Tijdens de zitting op 9 maart 2020 heeft eiser zijn standpunt toegelicht, waarbij hij aanvoerde dat zijn voertuig binnen de toegestane lengte van 6 meter valt en dat andere voertuigen in de buurt niet worden gehandhaafd. De rechtbank heeft vastgesteld dat de hoogte van het voertuig van eiser inderdaad de toegestane hoogte overschrijdt, wat in strijd is met de APV. De rechtbank oordeelde dat het bestreden besluit onvoldoende gemotiveerd was, omdat het niet duidelijk maakte dat de intrekking van de vergunning specifiek op de hoogte van het voertuig was gebaseerd.

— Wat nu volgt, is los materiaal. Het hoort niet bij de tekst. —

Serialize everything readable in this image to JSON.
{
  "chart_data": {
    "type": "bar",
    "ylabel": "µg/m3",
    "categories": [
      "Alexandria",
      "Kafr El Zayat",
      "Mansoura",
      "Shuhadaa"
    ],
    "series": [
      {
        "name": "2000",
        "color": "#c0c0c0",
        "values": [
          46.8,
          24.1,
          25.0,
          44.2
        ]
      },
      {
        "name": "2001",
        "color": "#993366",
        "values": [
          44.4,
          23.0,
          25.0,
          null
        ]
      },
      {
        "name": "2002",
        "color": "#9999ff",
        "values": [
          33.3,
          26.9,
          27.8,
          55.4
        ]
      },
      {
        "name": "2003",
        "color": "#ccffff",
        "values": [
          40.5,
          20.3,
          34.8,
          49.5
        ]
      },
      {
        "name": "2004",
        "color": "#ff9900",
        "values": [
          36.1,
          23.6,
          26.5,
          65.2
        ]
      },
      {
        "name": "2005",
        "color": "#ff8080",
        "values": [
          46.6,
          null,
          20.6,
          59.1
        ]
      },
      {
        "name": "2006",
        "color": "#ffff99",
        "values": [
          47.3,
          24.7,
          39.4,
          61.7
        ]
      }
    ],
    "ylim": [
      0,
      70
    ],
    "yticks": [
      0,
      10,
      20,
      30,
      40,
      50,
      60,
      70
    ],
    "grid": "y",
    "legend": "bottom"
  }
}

De rechtbank heeft het beroep gegrond verklaard en het bestreden besluit vernietigd, maar de rechtsgevolgen van het vernietigde besluit in stand gelaten. Dit betekent dat de intrekking van de parkeervergunning blijft bestaan, omdat het voertuig van eiser niet voldoet aan de hoogte-eisen. De rechtbank heeft ook bepaald dat het college het griffierecht aan eiser moet vergoeden, maar er was geen aanleiding voor een proceskostenveroordeling. De uitspraak is gedaan door mr. D. Biever, rechter, en is gepubliceerd op www.rechtspraak.nl.